Employment: a prime predictor of housing prices

To have an idea where future housing prices will go, we have to look at the Chicago employment numbers. A great indicator of long term demand for housing in any region is the employment statistics. People can't afford to buy homes if they're not working. Therefore, we track the employment numbers reported by the Bureau of Labor Statistics for the broad Chicago metropolitan area, which includes such towns as Naperville and Joliet (see graph below). As you can see, employment has been depressed since mid-2008.

The good news is that employment has shown net job growth of 100,000 jobs since the low in January 2010. This bodes well for future demand for residential properties. As you can see from the graph, the Chicago metro area has made up about one third of the jobs lost since the peak in 2008.

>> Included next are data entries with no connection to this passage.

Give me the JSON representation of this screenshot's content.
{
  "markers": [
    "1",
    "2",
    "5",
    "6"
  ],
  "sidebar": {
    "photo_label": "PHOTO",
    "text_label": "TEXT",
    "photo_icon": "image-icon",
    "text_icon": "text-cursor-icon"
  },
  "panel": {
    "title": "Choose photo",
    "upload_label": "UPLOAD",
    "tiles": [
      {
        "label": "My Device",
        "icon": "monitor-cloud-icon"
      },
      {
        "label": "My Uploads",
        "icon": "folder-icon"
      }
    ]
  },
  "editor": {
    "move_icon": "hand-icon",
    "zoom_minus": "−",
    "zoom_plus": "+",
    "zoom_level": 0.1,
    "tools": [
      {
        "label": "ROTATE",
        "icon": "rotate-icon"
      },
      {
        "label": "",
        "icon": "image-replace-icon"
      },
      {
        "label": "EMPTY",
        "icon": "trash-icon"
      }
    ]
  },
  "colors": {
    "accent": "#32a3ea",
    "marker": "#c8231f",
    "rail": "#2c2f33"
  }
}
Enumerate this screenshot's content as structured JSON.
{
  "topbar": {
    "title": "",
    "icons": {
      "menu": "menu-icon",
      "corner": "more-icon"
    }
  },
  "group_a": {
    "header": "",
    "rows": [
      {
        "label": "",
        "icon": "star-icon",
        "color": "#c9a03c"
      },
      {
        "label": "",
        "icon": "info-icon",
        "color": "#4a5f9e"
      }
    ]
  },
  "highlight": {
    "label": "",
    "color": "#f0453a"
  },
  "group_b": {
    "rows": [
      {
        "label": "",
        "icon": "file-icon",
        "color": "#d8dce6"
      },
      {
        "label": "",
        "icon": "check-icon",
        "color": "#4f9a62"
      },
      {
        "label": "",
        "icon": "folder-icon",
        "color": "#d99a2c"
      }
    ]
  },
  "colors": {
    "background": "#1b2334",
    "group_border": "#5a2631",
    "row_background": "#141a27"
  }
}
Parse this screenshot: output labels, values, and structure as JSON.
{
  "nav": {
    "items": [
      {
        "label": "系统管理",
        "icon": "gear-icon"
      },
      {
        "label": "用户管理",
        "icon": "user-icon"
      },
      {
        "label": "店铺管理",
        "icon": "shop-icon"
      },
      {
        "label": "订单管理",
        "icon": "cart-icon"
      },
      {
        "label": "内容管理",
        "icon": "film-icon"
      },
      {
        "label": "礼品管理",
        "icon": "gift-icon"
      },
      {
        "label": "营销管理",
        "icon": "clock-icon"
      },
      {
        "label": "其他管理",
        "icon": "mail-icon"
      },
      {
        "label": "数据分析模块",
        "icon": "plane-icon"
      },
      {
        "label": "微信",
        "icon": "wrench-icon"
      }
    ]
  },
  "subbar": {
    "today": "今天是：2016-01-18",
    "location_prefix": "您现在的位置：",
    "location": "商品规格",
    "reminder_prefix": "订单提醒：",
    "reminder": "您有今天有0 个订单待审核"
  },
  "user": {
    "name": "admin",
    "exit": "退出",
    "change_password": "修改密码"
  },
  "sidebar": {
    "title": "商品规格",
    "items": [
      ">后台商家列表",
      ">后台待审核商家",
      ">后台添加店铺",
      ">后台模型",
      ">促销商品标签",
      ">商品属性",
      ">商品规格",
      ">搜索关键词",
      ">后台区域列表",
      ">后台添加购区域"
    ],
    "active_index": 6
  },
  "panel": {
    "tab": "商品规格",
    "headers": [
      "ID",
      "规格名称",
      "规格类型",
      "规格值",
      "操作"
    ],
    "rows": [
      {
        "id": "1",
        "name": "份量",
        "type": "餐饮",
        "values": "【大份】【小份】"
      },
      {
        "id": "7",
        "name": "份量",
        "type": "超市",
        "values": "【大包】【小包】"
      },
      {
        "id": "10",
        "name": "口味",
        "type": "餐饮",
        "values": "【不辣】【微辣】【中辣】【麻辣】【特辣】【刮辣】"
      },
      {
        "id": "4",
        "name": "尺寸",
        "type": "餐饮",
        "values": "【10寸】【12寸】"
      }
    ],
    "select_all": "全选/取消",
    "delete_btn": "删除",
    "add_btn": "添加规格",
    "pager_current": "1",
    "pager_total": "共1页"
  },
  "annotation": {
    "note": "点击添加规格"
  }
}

As workers gain confidence that their jobs are secure, they begin to look at purchasing a new home or moving up into a larger home. These types of transactions were common in the early 2000's but have been dramatically curtailed in recent years. Increasing the number of buyers of mid- and upper-level homes will cause prices to increase.

What does the future hold for two- to four-unit properties in Chicago? The DePaul Index includes data for all of Cook County. Many neighborhoods in Chicago fared better than the region. Division Street Capital is primarily interested in three-unit properties in a few select neighborhoods within the City of Chicago.

Division Street Capital has data from the market peak of early 2007 which is an absolute gem. It contains a key metric that shows how far pricing has fallen and gives a better idea where pricing will head in the future. The metric shows that the price of high-quality 3-flats relative to the annual rents has fallen 26% in the specific neighborhoods that Division Street Capital is following. Since 2007, market rents in these neighborhoods have increased 3-5% per year or about 20% overall. This would seem to make up most of the decline in the pricing metric. However, the owners and managers of two- to four-unit properties are often not sophisticated or aware of the true market rent of their property. Content to do small increases and keep tenants long-term, often times these owners fall substantially below market rents.

Another factor in the drop in prices is the number distressed two- to four-unit properties that have come to market priced below $400,000. These properties have typically fallen in to disrepair and are rented far below market. The proportion of these blighted properties that have come to market is much higher than typical, primarily due to economic factors that have affected the single family market.

The market for these lower-priced properties is highly liquid since most are priced appropriately for the market. Once these distressed sales work their way out of the market, there will be immediate upward pricing pressure on higher-quality, rehabbed properties and so on, up the chain of value. Division Street Capital analyzes these properties and finds the ones that have highly desirable factors for owners, calculates their expected return and recommends the acquisition of the top performers.

Foreclosure Rate

The percentage of loans in foreclosure proceedings can be used as a measure of single-family housing market conditions. Based on MBA's National Delinquency Survey, the foreclosure rate has skyrocketed from around 1% in late 2005 to a historical high of 4.6% by 2010; since then it has decreased from the peak but is still at an elevated level of 4.3%.

Foreclosures increase both the supply of housing available and the demand for housing. Even with economic growth we do not expect a rapid decline of the foreclosure rate. Over the past several years, the pipeline of non-performing mortgages to be resolved has become large. In addition to various government efforts to reduce distressed sales, delayed bank repossessions, legal issues, property maintenance, and other issues continue to complicate and slow down the current foreclosure process.

There are still 1.4 million foreclosures in process and an even higher number of underwater mortgages (11 million) according to the CoreLogic 2012 May Foreclosure Report. Generally, a higher foreclosure rate is an indicator of a weaker homeownership market. We expect high foreclosure volumes to continue.